The government on Thursday formally wound-up three months of consultative debates in town halls, workplaces and universities across the Communist-run island of 11 million people.

"The people can be proud of having built a constitution," said the head of the state council, Homero Acosta, one of the architects of the project.

A commission of Communist Party experts will submit an amended text to the National Assembly for approval in December, ahead of a referendum on February 24.

The hottest topic in the town hall debates was the text's definition of marriage as a union "between two persons" — not a man and a woman as specified in the Soviet-era constitution drafted in 1976.

The change effectively provides a gateway for same-sex marriage during the term of the first post-Castro president, elected in April, Miguel Diaz-Canel.

That would mark a sea-change on the island where sexual minorities were stigmatised in the wake of the Castro revolution in 1959.

Homosexuals were harassed and some were sent to re-education camps, after which they were excluded from any public appointment.

Evangelical churches have campaigned against the proposed change.

Diaz-Canel has backed same-sex marriage since taking office and said the change "responds to the problem of eliminating all types of discrimination in society."

It has also been championed by Raul Castro's daughter, Mariela Castro, who has been a staunch supporter of gay rights in Cuba.

Abraham Jiminez, head of online media company El Estornudo, said he's in favor of "marriage for all," but believes the focus on the constitution's Article 68 which redefines marriage was "a diversion to disguise all the other problems" in the text.

The right to private property is being enshrined in the constitution for the first time, though with many restrictions.

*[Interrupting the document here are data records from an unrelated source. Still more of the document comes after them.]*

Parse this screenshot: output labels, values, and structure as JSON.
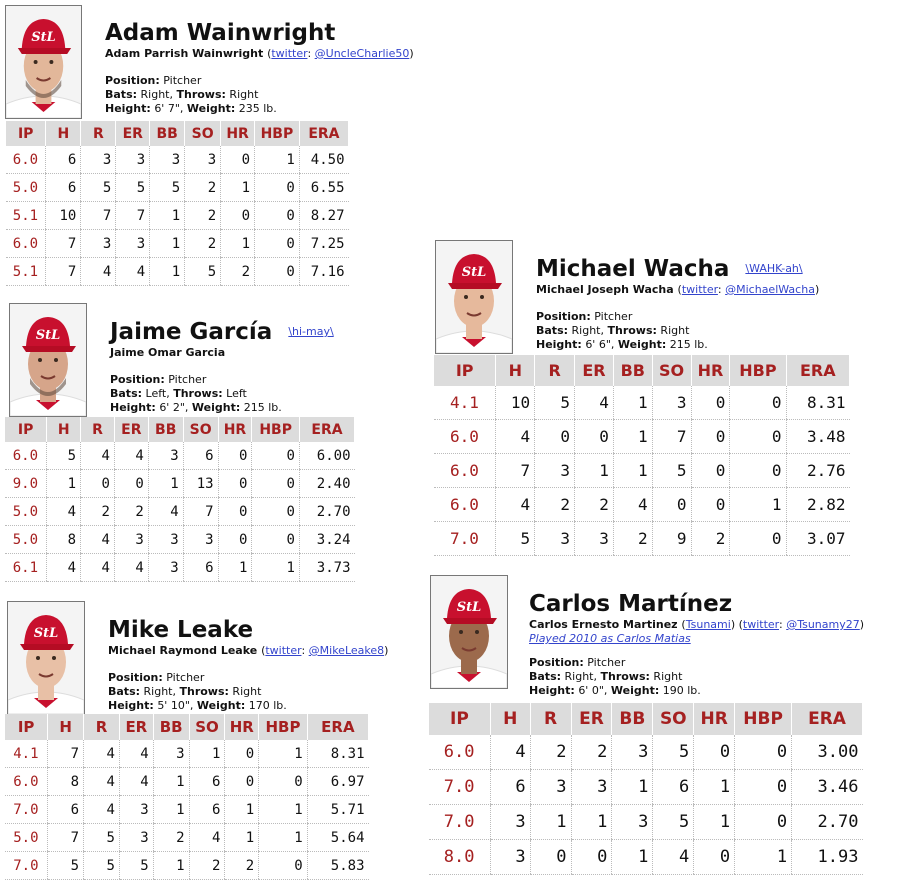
{
  "headers": [
    "IP",
    "H",
    "R",
    "ER",
    "BB",
    "SO",
    "HR",
    "HBP",
    "ERA"
  ],
  "colors": {
    "stat_red": "#a52020",
    "header_bg": "#dcdcdc",
    "link_blue": "#3344cc",
    "cap_red": "#c8102e"
  },
  "labels": {
    "position": "Position:",
    "bats": "Bats:",
    "throws": "Throws:",
    "height": "Height:",
    "weight": "Weight:"
  },
  "players": {
    "wainwright": {
      "name": "Adam Wainwright",
      "full_name": "Adam Parrish Wainwright",
      "twitter_word": "twitter",
      "twitter_handle": "@UncleCharlie50",
      "position": "Pitcher",
      "bats": "Right,",
      "throws": "Right",
      "height": "6' 7\",",
      "weight": "235 lb.",
      "rows": [
        [
          "6.0",
          "6",
          "3",
          "3",
          "3",
          "3",
          "0",
          "1",
          "4.50"
        ],
        [
          "5.0",
          "6",
          "5",
          "5",
          "5",
          "2",
          "1",
          "0",
          "6.55"
        ],
        [
          "5.1",
          "10",
          "7",
          "7",
          "1",
          "2",
          "0",
          "0",
          "8.27"
        ],
        [
          "6.0",
          "7",
          "3",
          "3",
          "1",
          "2",
          "1",
          "0",
          "7.25"
        ],
        [
          "5.1",
          "7",
          "4",
          "4",
          "1",
          "5",
          "2",
          "0",
          "7.16"
        ]
      ]
    },
    "garcia": {
      "name": "Jaime García",
      "pron": "\\hi-may\\",
      "full_name": "Jaime Omar Garcia",
      "position": "Pitcher",
      "bats": "Left,",
      "throws": "Left",
      "height": "6' 2\",",
      "weight": "215 lb.",
      "rows": [
        [
          "6.0",
          "5",
          "4",
          "4",
          "3",
          "6",
          "0",
          "0",
          "6.00"
        ],
        [
          "9.0",
          "1",
          "0",
          "0",
          "1",
          "13",
          "0",
          "0",
          "2.40"
        ],
        [
          "5.0",
          "4",
          "2",
          "2",
          "4",
          "7",
          "0",
          "0",
          "2.70"
        ],
        [
          "5.0",
          "8",
          "4",
          "3",
          "3",
          "3",
          "0",
          "0",
          "3.24"
        ],
        [
          "6.1",
          "4",
          "4",
          "4",
          "3",
          "6",
          "1",
          "1",
          "3.73"
        ]
      ]
    },
    "leake": {
      "name": "Mike Leake",
      "full_name": "Michael Raymond Leake",
      "twitter_word": "twitter",
      "twitter_handle": "@MikeLeake8",
      "position": "Pitcher",
      "bats": "Right,",
      "throws": "Right",
      "height": "5' 10\",",
      "weight": "170 lb.",
      "rows": [
        [
          "4.1",
          "7",
          "4",
          "4",
          "3",
          "1",
          "0",
          "1",
          "8.31"
        ],
        [
          "6.0",
          "8",
          "4",
          "4",
          "1",
          "6",
          "0",
          "0",
          "6.97"
        ],
        [
          "7.0",
          "6",
          "4",
          "3",
          "1",
          "6",
          "1",
          "1",
          "5.71"
        ],
        [
          "5.0",
          "7",
          "5",
          "3",
          "2",
          "4",
          "1",
          "1",
          "5.64"
        ],
        [
          "7.0",
          "5",
          "5",
          "5",
          "1",
          "2",
          "2",
          "0",
          "5.83"
        ]
      ]
    },
    "wacha": {
      "name": "Michael Wacha",
      "pron": "\\WAHK-ah\\",
      "full_name": "Michael Joseph Wacha",
      "twitter_word": "twitter",
      "twitter_handle": "@MichaelWacha",
      "position": "Pitcher",
      "bats": "Right,",
      "throws": "Right",
      "height": "6' 6\",",
      "weight": "215 lb.",
      "rows": [
        [
          "4.1",
          "10",
          "5",
          "4",
          "1",
          "3",
          "0",
          "0",
          "8.31"
        ],
        [
          "6.0",
          "4",
          "0",
          "0",
          "1",
          "7",
          "0",
          "0",
          "3.48"
        ],
        [
          "6.0",
          "7",
          "3",
          "1",
          "1",
          "5",
          "0",
          "0",
          "2.76"
        ],
        [
          "6.0",
          "4",
          "2",
          "2",
          "4",
          "0",
          "0",
          "1",
          "2.82"
        ],
        [
          "7.0",
          "5",
          "3",
          "3",
          "2",
          "9",
          "2",
          "0",
          "3.07"
        ]
      ]
    },
    "martinez": {
      "name": "Carlos Martínez",
      "full_name": "Carlos Ernesto Martinez",
      "nick": "Tsunami",
      "twitter_word": "twitter",
      "twitter_handle": "@Tsunamy27",
      "played_as": "Played 2010 as Carlos Matias",
      "position": "Pitcher",
      "bats": "Right,",
      "throws": "Right",
      "height": "6' 0\",",
      "weight": "190 lb.",
      "rows": [
        [
          "6.0",
          "4",
          "2",
          "2",
          "3",
          "5",
          "0",
          "0",
          "3.00"
        ],
        [
          "7.0",
          "6",
          "3",
          "3",
          "1",
          "6",
          "1",
          "0",
          "3.46"
        ],
        [
          "7.0",
          "3",
          "1",
          "1",
          "3",
          "5",
          "1",
          "0",
          "2.70"
        ],
        [
          "8.0",
          "3",
          "0",
          "0",
          "1",
          "4",
          "0",
          "1",
          "1.93"
        ]
      ]
    }
  }
}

"I think that's it's one of the weakest and most ambiguous points in the text, because it talks about wealth but without stating clearly at what moment one is deemed to be wealthy."

The new constitution also officially recognizes the role of foreign investment, although this has been part of a move towards a more market-oriented economy over the past decade under the rule of Diaz-Canel's predecessor Raul Castro.

The new draft says foreign investment is "important for the economic development of the country."

On his weekly TV program, popular comedian Panfilo has made a habit of mocking the way local entrepreneurs are harassed with cumbersome regulations while the red carpet is rolled out for investors from around the world.

"It's enough to make you want to leave," he said.

Maykel Galindo, who owns a guest house in Havana, has similar concerns. "I ask myself, if we are looking for millions (for the Cuban economy) why don't we look inside the country?"

"Why are they not interested in people like me who honestly wants to develop the country?"

The unusually open debate around the constitution has also sparked calls for direct election of the president, who is currently chosen by the one-party state's National Assembly.

"It's been a demand of the Cuban people for a long time," said Julio Antonio Fernandez, a constitutional lawyer.

"Maintaining the indirect poll is one of the hard core problems of the project and I don't think that's about to change," Fernandez told AFP.

In broad terms, "the constitution is already written," said media entrepreneur Jiminez, adding that he expects "small changes" in the final version.